Martin Scorsese and I had very different reactions whilst reading Shusaku Endo’s acclaimed novel, Silence. He thought: this will make a great movie, even if it takes me 28 years to bring it to theatres (and it did). I, however, got through the book like one gets through a prison sentence: head down, one day at a time, putting in my time, hoping it
doesn’t kill me. Having read the book, I knew exactly what we were in for with the movie, and I warned anyone who would listen, but that doesn’t mean I didn’t want to see it. It’s Scorsese. I mean, that alone is enough. But I also know that Martin Scorsese has something to say about spirituality, and if he’s gotten away from it with his last few movies, this one is a major reinvigoration of his theme.
Little Marty was friends with a loving and influential priest growing up, and this encouraged him to join a seminary to become a priest himself. Lacking a true calling to the vocation, Scorsese flunked out, but he never stopped asking himself how a priest got past his own ego, his own pride, to put the needs of his parishioners first.
In many ways, that’s exactly what the film Silence asks of its main protagonist Father Rodrigues (Andrew Garfield), a Christian missionary sent to Japan in the 1600s, when Christianity was outlawed, and his presence forbidden. He and Father Garrpe (Adam Driver), in search of their mentor Father Ferreira (Liam Neeson), make the voyage to a land unknown. They haven’t heard from him directly in years, but there are rumours that he has renounced his faith. Certain that this cannot be true, the two young missionaries vow to find and rescue him, while restoring the faith of their underground followers.
Praise be to Scorsese’s cinematographer, Rodrigo Prieto, who helps create this world with so many natural touches: fog allowed to hide and obscure, fire reminding us of the hell
that Rodrigues faces, or the hell that he’s in now. Even though the movie is relentlessly brutal, you’ll still be wowed by the images, the beauty lurking within the swamp.
Silence is uncomfortable – truly, truly uncomfortable. The tortures are otherworldly. What’s the takeaway from these 161 minutes of quiet pierced with merciless violence? Silence leaves you with more questions than answers, and how you feel about it will depend on how filled with god’s love your heart is going in. Yes it’s a meditation on religion and spirituality, but it isn’t afraid to point-blank ask us whether we’ve heard or felt god in the silence. Is he there, quietly observing his people be tortured and killed? Is he there, silently allowing persecution and murder? Does silence sow seeds of doubt?

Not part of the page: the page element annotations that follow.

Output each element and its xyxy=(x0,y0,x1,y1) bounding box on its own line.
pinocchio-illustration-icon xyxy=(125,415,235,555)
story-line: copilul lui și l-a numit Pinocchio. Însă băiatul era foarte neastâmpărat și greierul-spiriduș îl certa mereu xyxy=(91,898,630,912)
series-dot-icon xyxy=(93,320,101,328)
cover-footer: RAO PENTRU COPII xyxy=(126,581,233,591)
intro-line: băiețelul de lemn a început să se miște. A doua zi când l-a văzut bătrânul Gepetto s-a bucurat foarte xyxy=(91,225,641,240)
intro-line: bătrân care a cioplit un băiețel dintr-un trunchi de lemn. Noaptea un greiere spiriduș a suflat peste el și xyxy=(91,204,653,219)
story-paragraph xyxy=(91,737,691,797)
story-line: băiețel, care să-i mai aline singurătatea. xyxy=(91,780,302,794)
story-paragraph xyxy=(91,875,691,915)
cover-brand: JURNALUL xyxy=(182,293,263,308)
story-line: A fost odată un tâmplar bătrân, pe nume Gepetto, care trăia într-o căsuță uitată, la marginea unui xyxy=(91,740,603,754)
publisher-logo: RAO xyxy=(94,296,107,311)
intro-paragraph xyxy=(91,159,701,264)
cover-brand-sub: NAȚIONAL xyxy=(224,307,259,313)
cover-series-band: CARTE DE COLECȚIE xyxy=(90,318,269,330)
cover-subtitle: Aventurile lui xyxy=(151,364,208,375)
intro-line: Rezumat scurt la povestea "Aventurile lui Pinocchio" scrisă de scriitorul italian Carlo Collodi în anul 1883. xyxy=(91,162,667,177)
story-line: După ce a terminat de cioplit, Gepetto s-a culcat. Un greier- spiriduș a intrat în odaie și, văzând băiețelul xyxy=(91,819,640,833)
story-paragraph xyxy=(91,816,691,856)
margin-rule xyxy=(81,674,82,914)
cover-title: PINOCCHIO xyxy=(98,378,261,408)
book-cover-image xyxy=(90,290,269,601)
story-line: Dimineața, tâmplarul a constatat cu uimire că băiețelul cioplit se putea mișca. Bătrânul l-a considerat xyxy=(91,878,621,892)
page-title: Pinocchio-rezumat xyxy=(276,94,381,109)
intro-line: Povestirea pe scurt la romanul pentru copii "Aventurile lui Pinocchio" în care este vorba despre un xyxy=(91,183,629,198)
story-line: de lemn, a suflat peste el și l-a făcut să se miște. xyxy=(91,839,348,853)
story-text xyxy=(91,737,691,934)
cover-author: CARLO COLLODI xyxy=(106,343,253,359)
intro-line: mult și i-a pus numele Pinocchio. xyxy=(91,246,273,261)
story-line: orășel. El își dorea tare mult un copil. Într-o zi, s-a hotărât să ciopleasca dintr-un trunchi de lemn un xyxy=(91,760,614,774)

For the most part, Scorsese seems to be fairly neutral in the plight of Christians vs. Japan. I definitely felt the strong whiff of colonization, the belief that the stories white people tell each other about their god and heaven are somehow more true than the stories the Japanese have been telling for centuries. Not just more true but The Truth. These might be 17th century problems, but they sound very familiar – almost like those same problems are here in the 21st century as well.
This Asshole Atheist really noticed the distinction between religion and faith – religion being something a government can choose to eradicate; faith, however, is much more difficult. Silence is really a question of belief, not just what you believe, but how strongly you believe it, how strongly you think others should believe it, how far you’re willing to go to impose those beliefs, how much pain you can endure before you abandon those beliefs. And if god himself can hide in silence, can belief dwell there also?

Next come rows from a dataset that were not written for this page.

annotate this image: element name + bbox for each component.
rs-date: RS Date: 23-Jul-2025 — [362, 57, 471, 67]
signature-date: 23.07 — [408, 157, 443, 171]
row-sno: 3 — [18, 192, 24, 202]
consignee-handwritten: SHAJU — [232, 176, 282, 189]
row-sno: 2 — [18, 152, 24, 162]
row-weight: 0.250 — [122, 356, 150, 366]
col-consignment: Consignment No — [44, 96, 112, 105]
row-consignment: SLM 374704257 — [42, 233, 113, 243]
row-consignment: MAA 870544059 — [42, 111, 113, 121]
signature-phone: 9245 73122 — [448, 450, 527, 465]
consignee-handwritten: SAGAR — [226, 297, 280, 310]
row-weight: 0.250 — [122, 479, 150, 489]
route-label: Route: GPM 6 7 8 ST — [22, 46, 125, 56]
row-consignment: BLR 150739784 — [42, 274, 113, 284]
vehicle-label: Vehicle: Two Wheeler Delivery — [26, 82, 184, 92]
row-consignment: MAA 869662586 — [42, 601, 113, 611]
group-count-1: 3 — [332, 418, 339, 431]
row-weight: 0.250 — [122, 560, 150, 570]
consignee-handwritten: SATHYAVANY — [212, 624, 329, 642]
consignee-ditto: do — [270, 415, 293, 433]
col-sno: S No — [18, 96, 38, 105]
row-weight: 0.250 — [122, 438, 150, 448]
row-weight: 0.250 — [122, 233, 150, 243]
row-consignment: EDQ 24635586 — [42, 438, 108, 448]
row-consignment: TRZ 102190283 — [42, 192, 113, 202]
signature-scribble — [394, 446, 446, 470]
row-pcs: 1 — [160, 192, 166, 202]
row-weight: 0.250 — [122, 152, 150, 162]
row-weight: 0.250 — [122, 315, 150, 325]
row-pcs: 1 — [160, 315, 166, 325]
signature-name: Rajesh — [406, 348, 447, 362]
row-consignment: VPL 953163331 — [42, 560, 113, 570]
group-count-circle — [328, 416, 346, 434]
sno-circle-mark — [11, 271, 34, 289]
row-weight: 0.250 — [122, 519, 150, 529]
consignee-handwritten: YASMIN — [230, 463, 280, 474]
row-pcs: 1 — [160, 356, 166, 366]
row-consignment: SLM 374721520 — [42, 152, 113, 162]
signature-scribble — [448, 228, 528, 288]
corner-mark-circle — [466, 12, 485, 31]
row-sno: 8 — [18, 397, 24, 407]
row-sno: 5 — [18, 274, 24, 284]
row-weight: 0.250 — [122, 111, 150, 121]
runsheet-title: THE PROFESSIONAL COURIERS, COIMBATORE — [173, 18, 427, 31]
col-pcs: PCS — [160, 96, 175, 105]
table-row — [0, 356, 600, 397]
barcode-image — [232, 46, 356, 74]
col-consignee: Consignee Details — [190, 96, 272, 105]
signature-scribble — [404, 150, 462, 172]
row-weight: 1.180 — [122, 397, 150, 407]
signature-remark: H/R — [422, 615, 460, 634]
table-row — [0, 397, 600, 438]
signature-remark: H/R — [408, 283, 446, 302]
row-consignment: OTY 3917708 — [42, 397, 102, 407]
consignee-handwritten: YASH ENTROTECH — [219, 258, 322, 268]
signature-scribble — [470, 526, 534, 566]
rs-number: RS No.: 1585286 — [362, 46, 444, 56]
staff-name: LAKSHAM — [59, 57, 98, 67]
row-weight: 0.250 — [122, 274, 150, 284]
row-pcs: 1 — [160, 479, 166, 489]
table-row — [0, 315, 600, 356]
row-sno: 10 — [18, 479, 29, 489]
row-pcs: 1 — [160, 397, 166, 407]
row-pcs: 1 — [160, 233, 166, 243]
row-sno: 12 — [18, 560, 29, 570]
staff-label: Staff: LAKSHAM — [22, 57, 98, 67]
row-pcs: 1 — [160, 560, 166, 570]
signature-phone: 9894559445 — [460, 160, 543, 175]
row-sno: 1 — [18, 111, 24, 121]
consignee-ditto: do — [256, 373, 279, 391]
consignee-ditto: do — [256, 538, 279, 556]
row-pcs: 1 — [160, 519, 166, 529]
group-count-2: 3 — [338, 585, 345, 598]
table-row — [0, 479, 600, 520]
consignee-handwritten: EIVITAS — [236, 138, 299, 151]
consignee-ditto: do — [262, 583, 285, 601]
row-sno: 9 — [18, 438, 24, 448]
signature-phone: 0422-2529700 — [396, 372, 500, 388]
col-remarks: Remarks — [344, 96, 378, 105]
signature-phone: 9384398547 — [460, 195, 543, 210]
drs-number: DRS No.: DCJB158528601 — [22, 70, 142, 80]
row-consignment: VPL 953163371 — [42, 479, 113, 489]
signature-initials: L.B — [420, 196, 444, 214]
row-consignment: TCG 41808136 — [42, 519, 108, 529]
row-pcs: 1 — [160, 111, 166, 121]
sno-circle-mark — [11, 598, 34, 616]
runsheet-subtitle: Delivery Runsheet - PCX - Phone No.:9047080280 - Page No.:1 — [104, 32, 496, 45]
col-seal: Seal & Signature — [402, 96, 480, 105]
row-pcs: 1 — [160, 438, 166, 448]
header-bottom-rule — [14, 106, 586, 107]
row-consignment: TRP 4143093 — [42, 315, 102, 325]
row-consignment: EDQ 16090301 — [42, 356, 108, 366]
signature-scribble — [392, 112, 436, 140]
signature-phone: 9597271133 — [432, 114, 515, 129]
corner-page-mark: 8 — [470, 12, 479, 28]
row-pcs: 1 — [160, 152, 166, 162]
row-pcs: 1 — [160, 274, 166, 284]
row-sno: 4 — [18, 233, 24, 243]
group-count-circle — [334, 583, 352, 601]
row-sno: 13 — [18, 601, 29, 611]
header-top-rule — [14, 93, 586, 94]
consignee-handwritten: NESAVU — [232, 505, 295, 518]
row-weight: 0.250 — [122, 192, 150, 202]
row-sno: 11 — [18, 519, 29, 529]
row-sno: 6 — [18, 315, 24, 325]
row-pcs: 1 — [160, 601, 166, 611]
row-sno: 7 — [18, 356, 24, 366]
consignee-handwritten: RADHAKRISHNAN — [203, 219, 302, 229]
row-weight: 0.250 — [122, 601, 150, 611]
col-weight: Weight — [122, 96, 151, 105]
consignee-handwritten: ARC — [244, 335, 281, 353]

With Martin Scorsese at the helm, you already know this is a disciplined and wondrous exercise in film making, perhaps a masterpiece among masterpieces from this celebrated auteur. But Silence is best discussed by the feelings it evokes in the viewer. It’s meant to be thought-provoking. If god is love, is it better to love god even in the face of threat, or is it better to love our fellow man even when it means denying god? One gruesome scene marches into another, never quite glorifying the martyr, never quite condemning the oppressor. Maybe the point is that there is no point. Silence is a theological debate that grants permission to test the limits of faith, to ask the unanswerables. It is difficult to watch and difficult to process but I believe that Silence is meaningful even to the non-believer: it’s just that good a film.